Kontroversi Rancangan Undang-Undang Permusikan di Indonesia


Sempat mencuat berita terkait kontroversi Rancangan Undang-Undang Permusikan beberapa bulan yang lalu. Sebanyak 260 musisi yang tergabung dalam koalisi Nasional Tolak RUU Permusikan menolak pengesahan draf Rancangan Undang-Undang (RUU) Permusikan. Sebab, draf RUU Permusikan dinilai menyimpan banyak masalah yang berpotensi membatasi, menghambat dukungan perkembangan proses kreasi dan justru merepresi para pekerja musik. Bahkan, sempat dibuat petisi penolakan RUU permusikan melalui www.change.org.
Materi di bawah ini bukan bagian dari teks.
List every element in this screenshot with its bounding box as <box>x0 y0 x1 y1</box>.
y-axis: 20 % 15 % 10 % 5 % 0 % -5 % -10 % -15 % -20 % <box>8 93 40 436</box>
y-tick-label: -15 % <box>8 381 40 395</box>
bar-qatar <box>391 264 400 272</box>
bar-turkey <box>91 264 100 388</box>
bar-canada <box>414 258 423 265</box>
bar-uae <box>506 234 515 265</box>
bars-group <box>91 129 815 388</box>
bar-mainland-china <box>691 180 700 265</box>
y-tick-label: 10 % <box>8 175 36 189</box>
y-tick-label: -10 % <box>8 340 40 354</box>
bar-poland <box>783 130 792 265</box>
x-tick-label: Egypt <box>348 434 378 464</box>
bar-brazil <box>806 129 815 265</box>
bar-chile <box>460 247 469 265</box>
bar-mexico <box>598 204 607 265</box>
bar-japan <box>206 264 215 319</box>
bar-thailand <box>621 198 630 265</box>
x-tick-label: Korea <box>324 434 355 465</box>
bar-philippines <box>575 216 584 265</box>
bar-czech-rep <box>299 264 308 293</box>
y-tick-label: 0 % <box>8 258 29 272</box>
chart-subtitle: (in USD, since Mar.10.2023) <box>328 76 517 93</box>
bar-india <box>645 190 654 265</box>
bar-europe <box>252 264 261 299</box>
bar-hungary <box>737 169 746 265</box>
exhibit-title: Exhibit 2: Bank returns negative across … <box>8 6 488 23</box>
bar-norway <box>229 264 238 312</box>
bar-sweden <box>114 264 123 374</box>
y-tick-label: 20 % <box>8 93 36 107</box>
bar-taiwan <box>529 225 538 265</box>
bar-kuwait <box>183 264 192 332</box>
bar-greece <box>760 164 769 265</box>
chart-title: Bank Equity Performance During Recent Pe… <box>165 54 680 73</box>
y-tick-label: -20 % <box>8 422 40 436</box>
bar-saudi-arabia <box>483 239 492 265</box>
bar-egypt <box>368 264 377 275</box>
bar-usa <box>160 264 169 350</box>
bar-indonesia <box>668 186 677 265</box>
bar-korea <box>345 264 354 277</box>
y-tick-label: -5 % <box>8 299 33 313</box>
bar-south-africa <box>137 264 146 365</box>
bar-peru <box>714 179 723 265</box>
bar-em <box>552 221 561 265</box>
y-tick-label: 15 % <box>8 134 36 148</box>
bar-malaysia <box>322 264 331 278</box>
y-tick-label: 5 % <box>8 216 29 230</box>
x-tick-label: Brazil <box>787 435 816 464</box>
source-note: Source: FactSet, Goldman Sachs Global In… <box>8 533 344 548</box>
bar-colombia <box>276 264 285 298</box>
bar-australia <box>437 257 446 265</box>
Selasa, 19 Februari 2019 digelar Seminar bertajuk mengukur logika RUU permusikan Republik Indonesia di di Gedung Teater Besar ISI. Acara yang diadakan oleh Himanoiska Etnomusikologi ISI Solo ini menghadirkan narasumber Ari Hamzah, Wendi Putranto (eks digital managing editor Rolling Stone Indonesia), Rahayu Kertawiguna (CEO & Founder Nagaswara Music dan Publishing Jakarta), Joko S. Gombloh (Kurator Kesenian Gamelan Solo) dari Etnomusikologi. Acara dipandu oleh moderator dari Etnomusikologi Joko Suyanto. 
Sebelum diskusi dimulai ada penampilan khusus dari Smaratantra yang menampilkan musik Banyumasan, Suku Dayak Bahau Kalimantan dan Bali. Seminar membahas dan mendiskusikan tentang draft RUU permusikan. Banyak masukan dan pertanyaan baik pro maupun kontra dari para peserta yang langsung dijawab oleh narasumber. Salah satunya Ari Hamzah menyampaikan aspirasinya terutama tentang musik indie. Masalah perundang-undang, masih revisi oleh anggota Dewan Perwakilan Rakyat. Ari Hamzah juga menilai dari sisi seorang musisi band indie dengan RUU pasal 5 akan menghambat kreatifitas serta nasib para musisi kedepannya (kalau seperti ini terus saya akan melarang anak saya menjadi seperti saya), bebernya sambil bercanda. Didalam diskusi, ada 3 penanya dari berbagai sudut pandang yaitu warga asing, seniman lokal dan musisi.
Salah satu pasal 18 berbunyi, “pertunjukan musik melibatkan promotor musik atau penyelenggara musik yang mempunyai lisensi dan izin usaha pertunjukan musik sesuai dengan ketentuan perundang-undangan.” Artinya pertunjukan ini tidak menjadi masalah bagi promotor pertunjukan musik besar lalu bagaimana dengan pertunjukan musik yang berada di ranah independen ataupun musik daerah.
RUU permusikan adalah sebuah rancangan undang-undang yang dikeluarkan oleh Pemerintah Republik Indonesia tahun 2019. RUU tersebut menuai kontroversi dimana koalisi penolak RUU Permusikan mempermasalahkan Pasal 4, 5, 7, 10, 11, 12, 13, 15, 18, 19, 20, 21, 31, 32, 33, 42, 49, 50 dan 51. Pasal-pasal tersebut dinilai menimbulkan pasal karet dan menyudutkan industri musik Independen. Ruutolakpermusikan.com. 
Tujuan utama dari RUU Permusikan sendiri untuk melindungi dan mengakomodasi para musisi Indonesia dalam berkarya. Dengan adanya RUU Permusikan ini industri permusikan dapat diregulasi dan distandarisasi. Sehingga, kesejahteraan musisi dapat terjamin. Setelah bergulir selama dua tahun kini di DPR, akhirnya draf RUU Permusikan berakhir pada 17 Juni 2019. Kini, nasib RUU yang sudah masuk Program Legislasi Nasional (Prolegnas) prioritas 2019 ditarik oleh para pengusulnya (anggota DPR). Dengan demikian, draf RUU Permusikan dinyatakan dihapus dari daftar Prolegnas 2019. Kini tidak ada lagi suara pro dan kontra atas RUU ini.